Con il ritiro americano del 2021, Mehsud avrebbe trovato terreno per riorganizzare il TTP, consolidando i canali transfrontalieri tra Afghanistan e Pakistan, e rifocalizzando le proprie operazioni contro le forze di sicurezza pakistane. Sebbene la sua morte non sia stata confermata, l’attacco degli scorsi giorni ha esposto le vulnerabilità logistiche del TTP in territorio afghano, mettendo in imbarazzo anche il governo talebano di Kabul, costretto a gestire il difficile equilibrio tra le proprie dichiarazioni ufficiali contro l’uso del suolo afghano per operazioni transfrontaliere e la presenza effettiva di gruppi armati nel paese.
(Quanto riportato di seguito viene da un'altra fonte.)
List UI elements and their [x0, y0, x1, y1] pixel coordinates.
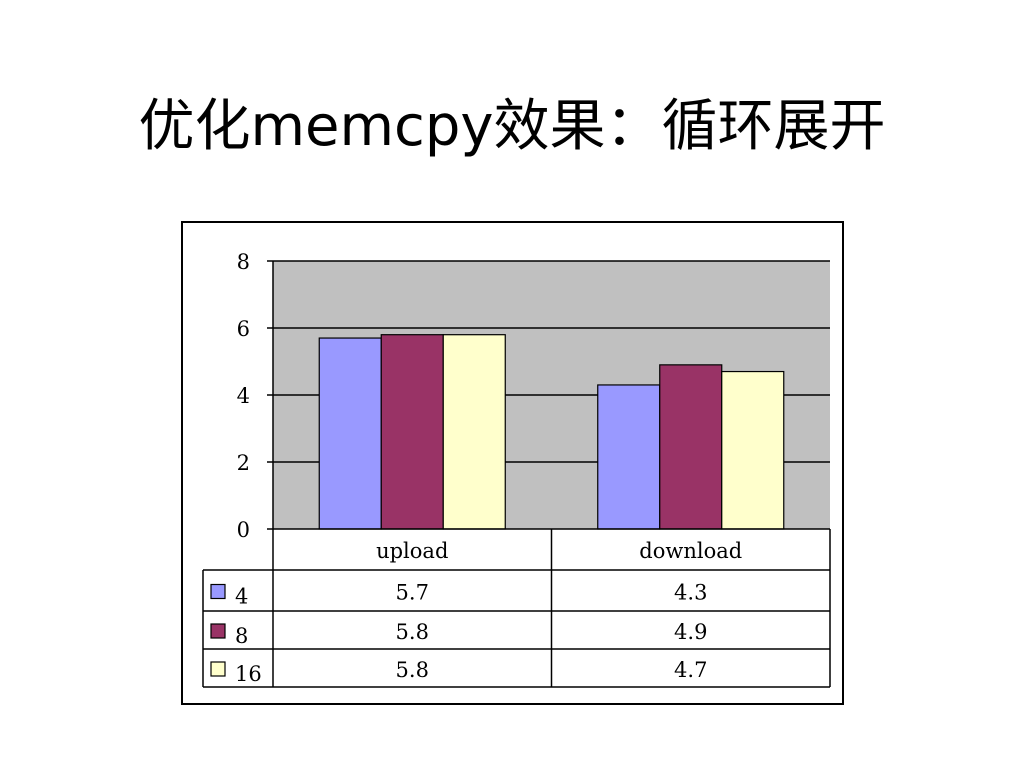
slide-title: 优化memcpy效果：循环展开 [138, 94, 886, 159]
chart-frame [181, 221, 844, 705]
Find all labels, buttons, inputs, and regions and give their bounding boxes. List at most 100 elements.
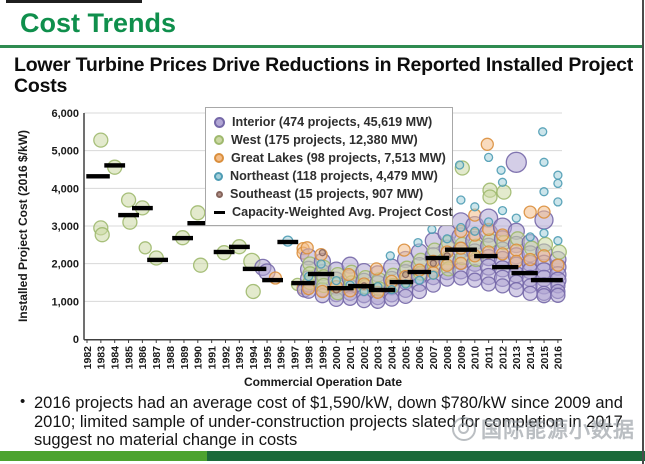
data-bubble-west — [482, 189, 498, 205]
title-underline — [0, 45, 643, 48]
data-bubble-great-lakes — [369, 262, 384, 276]
avg-cost-dash — [229, 244, 250, 250]
data-bubble-northeast — [331, 275, 341, 286]
svg-text:1985: 1985 — [123, 346, 135, 370]
data-bubble-great-lakes — [300, 241, 314, 255]
avg-cost-dash — [425, 255, 450, 261]
svg-text:2010: 2010 — [470, 346, 482, 370]
watermark: 国际能源小数据 — [452, 414, 635, 444]
y-axis-labels: 0 1,000 2,000 3,000 4,000 5,000 6,000 — [51, 108, 79, 346]
avg-cost-dash — [474, 253, 498, 259]
avg-cost-dash — [104, 163, 126, 168]
title-bar: Cost Trends — [0, 0, 645, 45]
watermark-logo-icon — [452, 417, 476, 441]
data-bubble-northeast — [470, 226, 480, 236]
svg-text:2012: 2012 — [497, 346, 509, 370]
avg-cost-dash — [348, 283, 375, 289]
avg-dash-layer — [86, 163, 563, 293]
data-bubble-interior — [453, 270, 469, 286]
svg-text:2002: 2002 — [359, 346, 371, 370]
legend-circle-marker-icon — [214, 153, 224, 163]
axes — [83, 113, 562, 341]
svg-text:2005: 2005 — [400, 346, 412, 370]
avg-cost-dash — [445, 247, 477, 252]
avg-cost-dash — [242, 266, 267, 272]
svg-text:1995: 1995 — [262, 346, 274, 370]
svg-text:2013: 2013 — [511, 346, 523, 370]
data-bubble-interior — [494, 278, 511, 294]
data-bubble-northeast — [413, 237, 423, 248]
avg-cost-dash — [213, 249, 235, 255]
avg-cost-dash — [389, 279, 414, 285]
data-bubble-west — [120, 192, 137, 208]
data-bubble-interior — [480, 276, 497, 292]
data-bubble-northeast — [470, 202, 480, 212]
svg-text:2007: 2007 — [428, 346, 440, 370]
data-bubble-northeast — [428, 270, 438, 280]
data-bubble-northeast — [497, 205, 508, 216]
svg-text:0: 0 — [73, 334, 79, 346]
legend-label: Great Lakes (98 projects, 7,513 MW) — [231, 151, 446, 165]
data-bubble-northeast — [553, 178, 563, 189]
avg-cost-dash — [407, 269, 432, 275]
avg-cost-dash — [262, 277, 283, 283]
data-bubble-west — [551, 244, 567, 260]
bottom-bar-right-segment — [207, 451, 645, 461]
data-bubble-northeast — [456, 195, 466, 205]
data-bubble-interior — [508, 282, 524, 298]
legend-item-great-lakes: Great Lakes (98 projects, 7,513 MW) — [214, 149, 446, 167]
data-bubble-northeast — [539, 228, 549, 238]
svg-text:2001: 2001 — [345, 346, 357, 370]
data-bubble-great-lakes — [537, 249, 551, 263]
data-bubble-great-lakes — [495, 247, 510, 261]
svg-text:1993: 1993 — [234, 346, 246, 370]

Il futuro incerto della tregua

Gioverdì 16 ottobre, constatando la buona riuscita (per ora) del cessate il fuoco, Il primo ministro pakistano Shehbaz Sharif ha dichiarato che Islamabad è pronta a tenere colloqui con l’Afghanistan per risolvere il conflitto. Ha però aggiunto che, se il cessate il fuoco dovesse rivelarsi solo un tentativo dell’Emirato afghano di prendere tempo, Il Pakistan non lo accceterà. “Se vogliono discutere alle nostre valide condizioni e vogliono risolvere la questione attraverso il dialogo, siamo pronti”, ha detto Sharif. “Questo messaggio è stato trasmesso loro ieri. Ora la palla è nel loro campo”. Nessuna dichiarazione invece dalla controparte afghana, che si è limitata a constatare la tenuta del cessate il fuoco. Resta l’incognita dei prossimi passi, soprattutto da parte di Kabul, le cui dichiarazioni di impegno per la pace sembrano più tiepide.